Desde que saí de casa dos meus pais, raramente leio jornais. Antes havia o Expresso ao sábado de manhã, agora não há nada. De vez em quando leio algumas críticas de livros e CDs em media diversos, mas fico sempre na dúvida sobre a crítica e o crítico: será a crítica mais interessante que o objecto? Será que o crítico não tem os mesmo gostos que eu? De forma que o objecto criticado nunca entra na minha posse (juntemos a isto a falta de recursos e temos o caso explicado).
No entanto, nunca me esqueço de duas críticas que li, que me convenceram a adquirir os objectos que analisavam e que me levaram a dois cultos que pratico até hoje: PJ Harvey e Albert Cossery.
Com a PJ Harvey, com os primeiro álbuns dela lembro-me de ter incomodado muita gente, numa altura em que havia festas em minha casa: era muito barulho, era estranho e parecia mal feito. Só mais tarde encontrei outras pessoas que também a apreciavam e eram sempre excelente pessoas. Depois a PJ Harvey até já vinha cantar a Portugal (fui uma vez a um Sudoeste, mas foi por essa mesma altura que desisti de concertos grandes – a minha altura só me permite ver costas e em geral o som é mau e ouve-se mais o público que os artistas) e agora até veio à Aula Magna, mas apanhou-me sem cheta e mãe solteira, de sorte que ainda não foi desta. Mas o culto fica.

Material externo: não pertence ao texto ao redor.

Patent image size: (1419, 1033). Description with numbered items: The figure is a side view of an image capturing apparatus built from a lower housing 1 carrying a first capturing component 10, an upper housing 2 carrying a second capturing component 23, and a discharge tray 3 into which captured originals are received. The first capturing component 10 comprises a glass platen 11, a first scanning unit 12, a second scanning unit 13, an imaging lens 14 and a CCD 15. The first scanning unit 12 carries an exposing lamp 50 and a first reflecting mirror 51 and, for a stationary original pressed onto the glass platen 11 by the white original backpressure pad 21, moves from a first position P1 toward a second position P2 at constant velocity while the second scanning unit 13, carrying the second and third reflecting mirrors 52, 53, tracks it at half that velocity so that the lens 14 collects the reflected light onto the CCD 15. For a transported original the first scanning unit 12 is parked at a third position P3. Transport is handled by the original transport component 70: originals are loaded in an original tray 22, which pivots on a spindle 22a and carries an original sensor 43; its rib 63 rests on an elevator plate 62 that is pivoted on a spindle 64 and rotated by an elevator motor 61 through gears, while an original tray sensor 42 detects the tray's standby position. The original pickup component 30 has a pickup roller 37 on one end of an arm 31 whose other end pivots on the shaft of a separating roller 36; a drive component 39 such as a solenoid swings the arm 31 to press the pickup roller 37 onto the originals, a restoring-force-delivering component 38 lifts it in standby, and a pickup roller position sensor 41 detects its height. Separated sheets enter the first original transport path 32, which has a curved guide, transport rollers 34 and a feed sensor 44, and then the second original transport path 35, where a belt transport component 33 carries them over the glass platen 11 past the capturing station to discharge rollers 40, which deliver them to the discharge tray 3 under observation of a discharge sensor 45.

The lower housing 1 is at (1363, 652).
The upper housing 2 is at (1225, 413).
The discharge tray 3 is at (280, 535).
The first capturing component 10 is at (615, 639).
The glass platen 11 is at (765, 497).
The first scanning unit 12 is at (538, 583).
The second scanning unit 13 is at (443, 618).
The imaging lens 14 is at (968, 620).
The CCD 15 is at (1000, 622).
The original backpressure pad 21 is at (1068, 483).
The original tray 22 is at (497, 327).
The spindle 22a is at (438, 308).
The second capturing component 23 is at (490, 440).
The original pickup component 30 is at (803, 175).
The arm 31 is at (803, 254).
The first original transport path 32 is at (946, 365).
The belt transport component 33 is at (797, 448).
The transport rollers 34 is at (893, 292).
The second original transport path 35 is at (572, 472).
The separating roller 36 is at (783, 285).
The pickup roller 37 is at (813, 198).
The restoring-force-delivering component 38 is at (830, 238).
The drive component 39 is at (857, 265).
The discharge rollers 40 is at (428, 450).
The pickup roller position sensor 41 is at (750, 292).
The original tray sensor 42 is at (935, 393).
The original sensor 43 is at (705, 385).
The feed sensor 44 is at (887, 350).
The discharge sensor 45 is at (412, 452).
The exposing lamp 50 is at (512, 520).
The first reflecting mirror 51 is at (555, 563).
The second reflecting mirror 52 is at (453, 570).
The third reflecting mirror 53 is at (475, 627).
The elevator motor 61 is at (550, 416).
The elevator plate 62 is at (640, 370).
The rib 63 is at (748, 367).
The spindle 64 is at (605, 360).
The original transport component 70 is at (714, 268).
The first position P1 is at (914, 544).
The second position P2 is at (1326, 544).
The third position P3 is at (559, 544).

O Albert Cossery e os seus Mendigos e Altivos foi o único autor que me fez ter vontade de mudar de vida. Tinha mesmo: depois de ler o livro a única coisa que eu queria na vida era ser mendiga, pedinte. É claro que não fui. Estava no 9º ou 10º ano, em casa dos pais e de repente ir para a rua pedir era uma mudança muito drástica e tenho a certeza que não iria correr bem. No entanto, não deixo de achar curioso que um livro consiga fazer com que uma pessoa tenha vontade genuína de seguir um rumo diferente (e o diferente aqui não é ser saudável, activa, pró-activa e outras qualidades promovidas pelos iogurtes). Li depois mais Cossery, e tornou-se repetitivo, mas gosto sempre.
Por estas duas descobertas, a crítica e os críticos hão-de ser sempre uma coisa de louvar.